4. Vengo così all’ultimo punto, che vorrei intitolare: «elogio dell’incompiutezza». Sospesi, difatti, è un testo che si conclude riconoscendo l’impossibilità di una conclusione: altro non ci si può attendere, del resto, da un’opera che afferma con estrema onestà la relatività del bene, concependo l’eutanasia «non tanto come atto, quanto piuttosto come approccio mentale» (p. 240), che consente di comprendere «che la vita è un dono per chi crede che sia un dono, che è straordinaria e merita di essere vissuta: ma questo meritare di essere vissuta è da approfondire» (p. 222). Questo metodo dell’approfondimento costante, dell’interrogazione radicale, della legittimità della domanda di senso di fronte alla complessità della vita che eccede sempre un sistema stabile e stabilito di valori in cui sovente la si vuole racchiudere e spiegare, rende Sospesi un itinerario autentico e intenso attraverso l’insondabilità della sofferenza, amara, inseparabile ombra di ogni esistenza.
Sospesi è dunque un testo vicino alla contraddittorietà insanabile di questa nostra vita, in cui «tutto sembra destinato a non trovare una soluzione perché profondamente umano» (p. 277). Ciò sembra rispettare in modo più pieno l’incomprensibilità della sofferenza inutile, quella che la cultura ancora tutta da costruire della «buona morte» intende contrastare.
Mettendo radicalmente in discussione ciò che il dottor Giovanni Fornero definisce «sublimazione teologica del dolore e legittimazione pedagogica del patire» (cit. p. 262), Sospesi non esita a misurarsi con il dramma della sofferenza inutile che, anche nella prospettiva di una fede che voglia intraprendere un indispensabile cammino di umanizzazione, non conosce riscatto.
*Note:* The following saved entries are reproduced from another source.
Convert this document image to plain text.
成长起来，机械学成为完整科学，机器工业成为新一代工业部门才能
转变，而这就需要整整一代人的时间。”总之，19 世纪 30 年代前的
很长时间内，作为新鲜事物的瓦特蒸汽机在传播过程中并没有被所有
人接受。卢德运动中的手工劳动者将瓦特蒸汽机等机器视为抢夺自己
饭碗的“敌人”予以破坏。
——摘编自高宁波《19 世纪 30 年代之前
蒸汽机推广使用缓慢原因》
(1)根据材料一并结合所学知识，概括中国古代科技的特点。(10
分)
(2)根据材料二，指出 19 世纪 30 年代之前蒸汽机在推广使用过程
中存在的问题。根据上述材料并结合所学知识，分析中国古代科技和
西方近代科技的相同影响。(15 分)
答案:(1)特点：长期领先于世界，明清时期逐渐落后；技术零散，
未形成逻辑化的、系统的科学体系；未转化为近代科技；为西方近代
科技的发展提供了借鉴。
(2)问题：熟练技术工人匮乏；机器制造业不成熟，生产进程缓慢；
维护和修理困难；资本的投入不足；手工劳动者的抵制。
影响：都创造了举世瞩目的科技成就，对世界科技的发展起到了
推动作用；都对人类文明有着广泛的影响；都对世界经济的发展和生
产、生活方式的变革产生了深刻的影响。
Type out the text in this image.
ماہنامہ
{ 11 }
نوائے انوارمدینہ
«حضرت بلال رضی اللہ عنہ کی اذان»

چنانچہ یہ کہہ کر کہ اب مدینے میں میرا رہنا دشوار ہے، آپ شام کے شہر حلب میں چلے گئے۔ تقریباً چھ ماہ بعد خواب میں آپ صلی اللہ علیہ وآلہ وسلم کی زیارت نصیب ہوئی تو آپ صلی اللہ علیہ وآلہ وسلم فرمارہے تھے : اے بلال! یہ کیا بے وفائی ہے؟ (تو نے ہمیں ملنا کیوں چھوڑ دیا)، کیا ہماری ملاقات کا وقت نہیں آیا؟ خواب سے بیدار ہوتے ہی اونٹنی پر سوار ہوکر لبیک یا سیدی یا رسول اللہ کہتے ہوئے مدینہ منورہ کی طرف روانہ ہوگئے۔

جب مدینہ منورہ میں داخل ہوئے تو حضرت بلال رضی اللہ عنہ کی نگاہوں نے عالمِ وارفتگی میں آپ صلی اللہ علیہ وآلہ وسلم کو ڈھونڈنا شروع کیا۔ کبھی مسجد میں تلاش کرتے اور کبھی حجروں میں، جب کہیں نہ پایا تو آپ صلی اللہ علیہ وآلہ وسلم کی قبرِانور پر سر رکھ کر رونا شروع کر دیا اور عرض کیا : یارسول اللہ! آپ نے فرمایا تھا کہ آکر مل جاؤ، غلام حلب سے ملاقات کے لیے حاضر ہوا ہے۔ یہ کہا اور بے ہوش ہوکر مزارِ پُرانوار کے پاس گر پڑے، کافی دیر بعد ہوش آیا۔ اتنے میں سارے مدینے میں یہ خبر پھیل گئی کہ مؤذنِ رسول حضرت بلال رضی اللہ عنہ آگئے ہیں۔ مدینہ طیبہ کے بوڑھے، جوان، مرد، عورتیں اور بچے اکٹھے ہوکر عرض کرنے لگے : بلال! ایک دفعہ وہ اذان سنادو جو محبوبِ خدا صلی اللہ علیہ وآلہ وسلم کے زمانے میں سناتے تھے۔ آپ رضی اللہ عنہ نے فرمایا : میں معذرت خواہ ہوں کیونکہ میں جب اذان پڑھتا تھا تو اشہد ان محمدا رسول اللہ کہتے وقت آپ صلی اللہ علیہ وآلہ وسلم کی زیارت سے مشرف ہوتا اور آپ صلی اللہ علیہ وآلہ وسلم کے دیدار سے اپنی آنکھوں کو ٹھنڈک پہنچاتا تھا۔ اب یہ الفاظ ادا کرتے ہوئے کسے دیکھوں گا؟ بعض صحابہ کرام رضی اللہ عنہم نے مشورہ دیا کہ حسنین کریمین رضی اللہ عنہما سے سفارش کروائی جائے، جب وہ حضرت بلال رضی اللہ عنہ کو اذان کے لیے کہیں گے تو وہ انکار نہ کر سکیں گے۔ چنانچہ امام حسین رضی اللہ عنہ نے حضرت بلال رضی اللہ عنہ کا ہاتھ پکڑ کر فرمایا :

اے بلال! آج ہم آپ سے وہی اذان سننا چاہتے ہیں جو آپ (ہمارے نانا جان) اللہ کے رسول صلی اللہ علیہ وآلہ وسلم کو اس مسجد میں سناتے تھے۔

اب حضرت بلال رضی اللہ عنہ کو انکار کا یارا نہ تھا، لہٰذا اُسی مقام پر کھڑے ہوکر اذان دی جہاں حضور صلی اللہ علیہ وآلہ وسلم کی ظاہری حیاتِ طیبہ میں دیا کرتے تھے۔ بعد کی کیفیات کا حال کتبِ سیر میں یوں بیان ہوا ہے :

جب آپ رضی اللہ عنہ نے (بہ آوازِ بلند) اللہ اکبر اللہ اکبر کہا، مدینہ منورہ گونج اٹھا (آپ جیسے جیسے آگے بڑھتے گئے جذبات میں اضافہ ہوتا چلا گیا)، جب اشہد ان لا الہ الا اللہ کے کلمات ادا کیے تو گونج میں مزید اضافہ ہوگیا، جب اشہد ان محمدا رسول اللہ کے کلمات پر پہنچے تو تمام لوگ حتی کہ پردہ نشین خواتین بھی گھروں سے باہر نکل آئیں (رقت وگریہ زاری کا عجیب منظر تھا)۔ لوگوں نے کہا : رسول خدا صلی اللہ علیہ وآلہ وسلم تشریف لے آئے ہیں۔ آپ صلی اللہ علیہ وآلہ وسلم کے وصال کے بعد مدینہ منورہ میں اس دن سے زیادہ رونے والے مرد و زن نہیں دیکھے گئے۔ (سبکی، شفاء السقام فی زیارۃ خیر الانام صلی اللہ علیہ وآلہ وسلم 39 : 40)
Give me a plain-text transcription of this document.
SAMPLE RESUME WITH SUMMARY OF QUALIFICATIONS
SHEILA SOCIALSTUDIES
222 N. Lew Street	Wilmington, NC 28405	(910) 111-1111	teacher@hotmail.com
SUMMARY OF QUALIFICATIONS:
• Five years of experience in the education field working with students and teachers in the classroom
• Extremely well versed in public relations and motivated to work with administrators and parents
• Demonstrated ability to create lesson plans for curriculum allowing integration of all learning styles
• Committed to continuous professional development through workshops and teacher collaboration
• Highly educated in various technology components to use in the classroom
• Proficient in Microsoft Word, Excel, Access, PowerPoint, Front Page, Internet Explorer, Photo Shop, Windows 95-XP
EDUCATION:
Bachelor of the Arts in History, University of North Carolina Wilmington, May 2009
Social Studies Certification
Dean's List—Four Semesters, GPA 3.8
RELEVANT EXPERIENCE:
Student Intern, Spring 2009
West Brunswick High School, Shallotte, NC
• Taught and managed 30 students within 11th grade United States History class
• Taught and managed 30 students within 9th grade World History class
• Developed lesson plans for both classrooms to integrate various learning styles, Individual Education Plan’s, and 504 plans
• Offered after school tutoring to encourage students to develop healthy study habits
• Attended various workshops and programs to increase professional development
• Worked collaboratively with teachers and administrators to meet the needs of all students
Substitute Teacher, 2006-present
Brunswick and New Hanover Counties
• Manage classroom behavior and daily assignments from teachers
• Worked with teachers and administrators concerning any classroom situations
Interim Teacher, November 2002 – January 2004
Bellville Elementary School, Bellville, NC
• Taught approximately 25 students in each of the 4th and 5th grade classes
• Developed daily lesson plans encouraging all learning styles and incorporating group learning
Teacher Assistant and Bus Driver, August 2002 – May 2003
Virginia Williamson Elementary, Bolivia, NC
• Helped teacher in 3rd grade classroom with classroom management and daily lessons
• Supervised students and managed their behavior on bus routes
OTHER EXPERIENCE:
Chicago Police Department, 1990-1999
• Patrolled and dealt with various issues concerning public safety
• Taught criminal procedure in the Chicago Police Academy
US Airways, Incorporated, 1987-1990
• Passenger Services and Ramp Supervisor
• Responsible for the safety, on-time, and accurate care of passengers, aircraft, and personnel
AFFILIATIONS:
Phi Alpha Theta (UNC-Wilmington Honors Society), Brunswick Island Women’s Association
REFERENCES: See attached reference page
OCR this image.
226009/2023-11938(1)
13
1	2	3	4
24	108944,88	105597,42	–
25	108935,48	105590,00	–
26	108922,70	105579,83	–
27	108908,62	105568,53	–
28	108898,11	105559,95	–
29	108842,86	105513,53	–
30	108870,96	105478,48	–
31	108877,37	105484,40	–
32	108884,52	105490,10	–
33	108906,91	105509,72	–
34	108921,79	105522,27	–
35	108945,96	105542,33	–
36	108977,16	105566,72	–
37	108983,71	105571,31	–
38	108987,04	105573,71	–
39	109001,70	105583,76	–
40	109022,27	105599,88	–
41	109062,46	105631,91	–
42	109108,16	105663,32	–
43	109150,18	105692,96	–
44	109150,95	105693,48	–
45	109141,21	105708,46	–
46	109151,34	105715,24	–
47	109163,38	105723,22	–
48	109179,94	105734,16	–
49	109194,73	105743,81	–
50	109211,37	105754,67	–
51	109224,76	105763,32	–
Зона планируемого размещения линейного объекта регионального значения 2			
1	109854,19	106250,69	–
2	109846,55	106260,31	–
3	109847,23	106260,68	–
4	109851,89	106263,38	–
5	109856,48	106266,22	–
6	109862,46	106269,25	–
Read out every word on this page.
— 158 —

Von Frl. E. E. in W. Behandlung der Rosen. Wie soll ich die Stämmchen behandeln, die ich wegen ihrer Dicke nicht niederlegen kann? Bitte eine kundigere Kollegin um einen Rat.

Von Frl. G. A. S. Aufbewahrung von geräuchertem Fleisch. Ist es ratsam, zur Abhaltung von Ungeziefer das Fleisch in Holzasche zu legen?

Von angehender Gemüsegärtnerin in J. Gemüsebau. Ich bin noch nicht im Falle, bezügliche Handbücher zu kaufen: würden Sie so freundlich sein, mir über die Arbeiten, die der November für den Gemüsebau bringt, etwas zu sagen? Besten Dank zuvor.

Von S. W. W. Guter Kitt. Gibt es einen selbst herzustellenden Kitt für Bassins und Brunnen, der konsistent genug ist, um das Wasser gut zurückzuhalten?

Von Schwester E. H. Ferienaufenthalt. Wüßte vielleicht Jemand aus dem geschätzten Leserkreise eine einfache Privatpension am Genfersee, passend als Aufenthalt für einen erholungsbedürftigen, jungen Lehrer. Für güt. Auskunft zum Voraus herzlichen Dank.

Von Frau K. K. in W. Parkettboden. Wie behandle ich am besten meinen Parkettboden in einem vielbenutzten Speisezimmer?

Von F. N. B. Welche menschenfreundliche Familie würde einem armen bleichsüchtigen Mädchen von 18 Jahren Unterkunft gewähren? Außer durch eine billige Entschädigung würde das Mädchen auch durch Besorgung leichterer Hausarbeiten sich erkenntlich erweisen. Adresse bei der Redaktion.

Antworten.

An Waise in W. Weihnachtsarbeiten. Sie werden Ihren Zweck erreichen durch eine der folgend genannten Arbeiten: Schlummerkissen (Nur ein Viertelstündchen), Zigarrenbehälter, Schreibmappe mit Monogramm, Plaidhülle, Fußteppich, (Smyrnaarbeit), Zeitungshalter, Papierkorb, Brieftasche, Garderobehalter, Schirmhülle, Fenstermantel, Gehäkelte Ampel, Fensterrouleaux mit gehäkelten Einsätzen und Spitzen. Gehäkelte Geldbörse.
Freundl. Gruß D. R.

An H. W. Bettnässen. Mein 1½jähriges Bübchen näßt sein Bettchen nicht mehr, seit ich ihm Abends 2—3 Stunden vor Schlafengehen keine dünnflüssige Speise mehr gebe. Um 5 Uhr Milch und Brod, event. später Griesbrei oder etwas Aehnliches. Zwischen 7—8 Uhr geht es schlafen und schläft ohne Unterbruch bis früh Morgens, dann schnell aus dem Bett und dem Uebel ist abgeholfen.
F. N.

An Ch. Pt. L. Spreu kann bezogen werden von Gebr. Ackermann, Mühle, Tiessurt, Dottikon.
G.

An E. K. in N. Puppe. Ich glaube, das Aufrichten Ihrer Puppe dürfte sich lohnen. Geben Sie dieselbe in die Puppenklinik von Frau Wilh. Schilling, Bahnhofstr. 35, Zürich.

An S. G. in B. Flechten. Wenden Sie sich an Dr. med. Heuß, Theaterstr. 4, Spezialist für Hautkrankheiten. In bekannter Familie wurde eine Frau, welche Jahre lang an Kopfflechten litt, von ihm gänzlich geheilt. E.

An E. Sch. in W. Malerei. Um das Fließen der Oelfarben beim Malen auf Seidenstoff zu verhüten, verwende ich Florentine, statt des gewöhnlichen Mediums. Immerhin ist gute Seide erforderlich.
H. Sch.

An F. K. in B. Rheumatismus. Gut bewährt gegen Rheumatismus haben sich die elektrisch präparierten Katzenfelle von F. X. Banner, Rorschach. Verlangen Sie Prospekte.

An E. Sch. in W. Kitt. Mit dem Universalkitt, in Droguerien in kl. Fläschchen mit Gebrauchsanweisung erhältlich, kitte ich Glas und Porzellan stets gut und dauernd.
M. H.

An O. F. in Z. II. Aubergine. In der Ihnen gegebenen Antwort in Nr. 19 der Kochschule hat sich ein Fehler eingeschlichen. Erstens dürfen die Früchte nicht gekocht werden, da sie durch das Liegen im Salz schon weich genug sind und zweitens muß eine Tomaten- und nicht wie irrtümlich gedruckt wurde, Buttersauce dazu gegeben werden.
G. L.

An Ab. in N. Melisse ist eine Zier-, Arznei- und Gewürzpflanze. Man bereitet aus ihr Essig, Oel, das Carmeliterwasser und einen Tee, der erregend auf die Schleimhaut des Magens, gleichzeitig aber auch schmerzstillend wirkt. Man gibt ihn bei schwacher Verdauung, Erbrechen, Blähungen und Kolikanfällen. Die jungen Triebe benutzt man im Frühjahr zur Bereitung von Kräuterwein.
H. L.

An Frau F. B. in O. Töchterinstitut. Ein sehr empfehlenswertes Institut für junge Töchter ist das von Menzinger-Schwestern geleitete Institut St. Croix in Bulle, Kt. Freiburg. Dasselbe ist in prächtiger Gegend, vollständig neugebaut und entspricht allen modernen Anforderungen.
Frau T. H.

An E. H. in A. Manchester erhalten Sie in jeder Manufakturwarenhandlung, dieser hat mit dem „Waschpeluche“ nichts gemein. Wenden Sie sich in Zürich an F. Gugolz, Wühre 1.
In questo modo ce ne parla il filosofo Luigi Pareyson: «La sofferenza inutile è una sofferenza che non ha altro risultato che quello di produrre altra sofferenza (…) [dove] il proposito di sottrarsi alla rassegnazione [si accompagna alla] continua riformulazione di una domanda che già si sa essere senza risposta» [Tratto da: Luigi Pareyson, Dostoevskij, Einaudi, Torino, 1993, pp. 173-174]
Più schietto sembra pertanto, come prova a fare l’autrice, accogliere la domanda, abitarla accantonando ogni illusoria pretesa di risposta, ancora più insensata se fornita da terzi. Se avremo il coraggio e l’onestà di fare i conti con la provvisorietà che ci determina e che è tutto quanto ci è dato di constatare al di là dei personali convincimenti, saremo capaci di accogliere la legittimità delle ragioni dell’altro, anche quando queste dovessero sfuggirci. E forse, prima e al di là di una frettolosa collocazione nella prospettiva credente come risposta preventiva alla contraddizione che siamo e che, pertanto, ci affanniamo invano ad arginare, ascolteremo in rispettoso silenzio la richiesta di chi, come Piergiorgio Welby, è giunto ad affermare: «Non è il dover morire che mi tormenta, ma il dover vivere» (cit. p. 139).